17坪の間取り……狭小住宅のプラン

17坪の間取りとは

17坪の間取りとは


家づくりは限られた予算や敷地の中でいかに快適な家をつくるかです。その中で、少しでも広い家をつくるのか、それとも床面積をできるだけ小さくして生活の質をあげるのか、という2つの選択肢があります。

仮に敷地が狭いものであっても、仕方なく小さい家をつくるという発想ではなく、小さい家だからこそ工夫して豊かな空間をつくるという考え方もできるでしょう。つまり、どこに暮らしの価値を置くかなのです。
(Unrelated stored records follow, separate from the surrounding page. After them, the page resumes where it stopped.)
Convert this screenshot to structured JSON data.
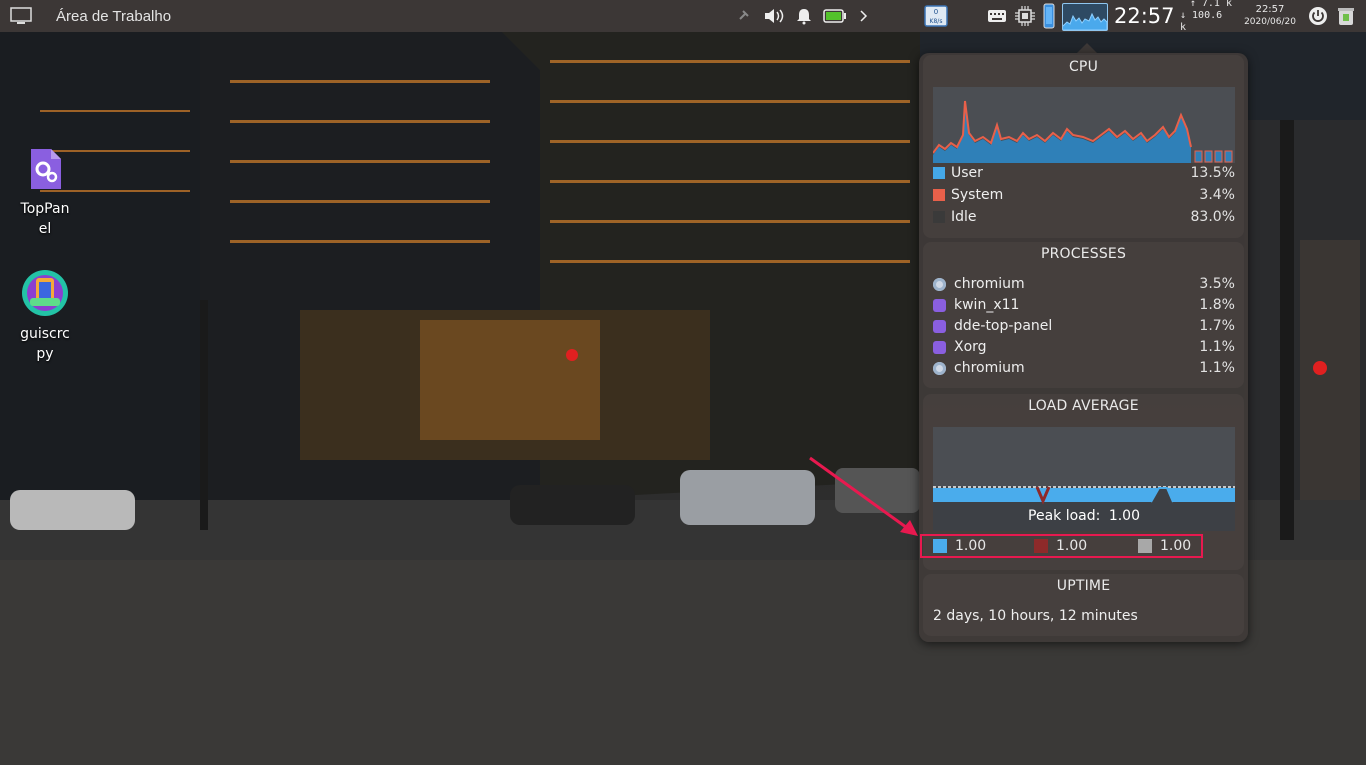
{
  "top_panel": {
    "title": "Área de Trabalho",
    "clock": "22:57",
    "net_up": "↑  7.1 k",
    "net_down": "↓ 100.6 k",
    "date_time": "22:57",
    "date": "2020/06/20",
    "kbs_label": "K8/s",
    "kbs_value": "0",
    "icons": [
      "desktop-icon",
      "pin-icon",
      "volume-icon",
      "bell-icon",
      "battery-icon",
      "chevron-right-icon",
      "network-speed-icon",
      "keyboard-icon",
      "cpu-chip-icon",
      "phone-icon",
      "cpu-graph-icon",
      "power-icon",
      "trash-icon"
    ]
  },
  "desktop": {
    "icons": [
      {
        "label": "TopPan\nel",
        "icon": "gear-icon"
      },
      {
        "label": "guiscrc\npy",
        "icon": "android-icon"
      }
    ]
  },
  "popup": {
    "cpu": {
      "title": "CPU",
      "stats": [
        {
          "label": "User",
          "value": "13.5%",
          "color": "#45a8e8"
        },
        {
          "label": "System",
          "value": "3.4%",
          "color": "#e8604a"
        },
        {
          "label": "Idle",
          "value": "83.0%",
          "color": "#3a3a3a"
        }
      ]
    },
    "processes": {
      "title": "PROCESSES",
      "items": [
        {
          "name": "chromium",
          "value": "3.5%",
          "icon": "chromium-icon"
        },
        {
          "name": "kwin_x11",
          "value": "1.8%",
          "icon": "app-icon"
        },
        {
          "name": "dde-top-panel",
          "value": "1.7%",
          "icon": "app-icon"
        },
        {
          "name": "Xorg",
          "value": "1.1%",
          "icon": "app-icon"
        },
        {
          "name": "chromium",
          "value": "1.1%",
          "icon": "chromium-icon"
        }
      ]
    },
    "load_average": {
      "title": "LOAD AVERAGE",
      "peak_label": "Peak load:",
      "peak_value": "1.00",
      "values": [
        {
          "value": "1.00",
          "color": "#4aacec"
        },
        {
          "value": "1.00",
          "color": "#8e2a2a"
        },
        {
          "value": "1.00",
          "color": "#a8a8a8"
        }
      ]
    },
    "uptime": {
      "title": "UPTIME",
      "text": "2 days, 10 hours, 12 minutes"
    }
  },
  "colors": {
    "accent": "#45a8e8",
    "highlight": "#e8194f",
    "panel": "#3c3736"
  }
}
今回は、建て坪17坪の実例を通して、工夫したい点やアイデアなどを考えてみましょう。

お施主さんの希望条件

お施主さんの条件は次のような内容です。

■施主の希望
1.敷地いっぱいに建てるのではなく、多少なりとも余裕をもたせたい
2.予算は2000万円以内のローコスト住宅
3.間取りはシンプルで狭さを感じさせない工夫がほしい
4.家族が集まれる和室がほしい
5.寝室3部屋は2階に

■家族構成や敷地状況など
家族構成:夫婦+子ども2人
場所:埼玉県
構造:木造2階建て
敷地面積:119.0平米 (36坪)
1階床面積:57.13平米 (17坪)
2階床面積:55.06平米 (16.6坪)
述べ床面積合計:112.19平米 (33.9坪)
 

17坪でも工夫次第!間取りとポイント

■間取り
建坪17坪の間取り(クリックすると拡大します)

建坪17坪の間取り(クリックすると拡大します)


■工夫したポイント
  • 敷地いっぱいには建てないで、周囲環境をみて北東側に寄せて南西側に庭のスペースを設けた。
  • 南側の隅に出窓を設け採光はもちろん、南側に敷地を空けたので対角線上に広がりができた。
  • ローコスト住宅にするため、平面に凹凸・段差はつけない。ただ空間が単調にならないように中央部に吹き抜けをもうけ、上部はトップライト(天窓)になっている。
  • 1階の和室は多様に使えるスペースとした。冬は堀コタツにもなり、夏は子どもの昼寝スペースになる。
  • 洗濯の物干しは将来を考え、寝室を通らず直接バルコニーにいけるようにした。
 
多用途に使える1階の和室

多用途に使える1階の和室

 
勝手口は設けず玄関から直接キッチンへと行くことのできる動線に

勝手口は設けず玄関から直接キッチンへと行くことのできる動線に

建坪が小さい敷地ならではの間取り・家づくりポイント

ローコスト住宅をつくるには材料や設備を合理化するほか、無駄のない形と間取りが重要です。この住まいは玄関から玄関ホールへ上がる動線とともにキッチンにすぐに入れるようにして勝手口を無くしました。ゴミ出し動線はもちろん、買い物から帰ってきてすぐにキッチンに行くこともでき、とても重宝していますと喜ばれています。

誰もがつい普通サイズで家を考え、一般的な間取りで考えてしまう傾向があります。しかしそれでは生活する床面積が窮屈になって狭い家になってしまいます。少しでも余裕を残し、あえて小さい家を建てる。その分、生活の質や工夫を楽しむことが、建坪が小さい敷地ならではの家づくりなのではないでしょうか。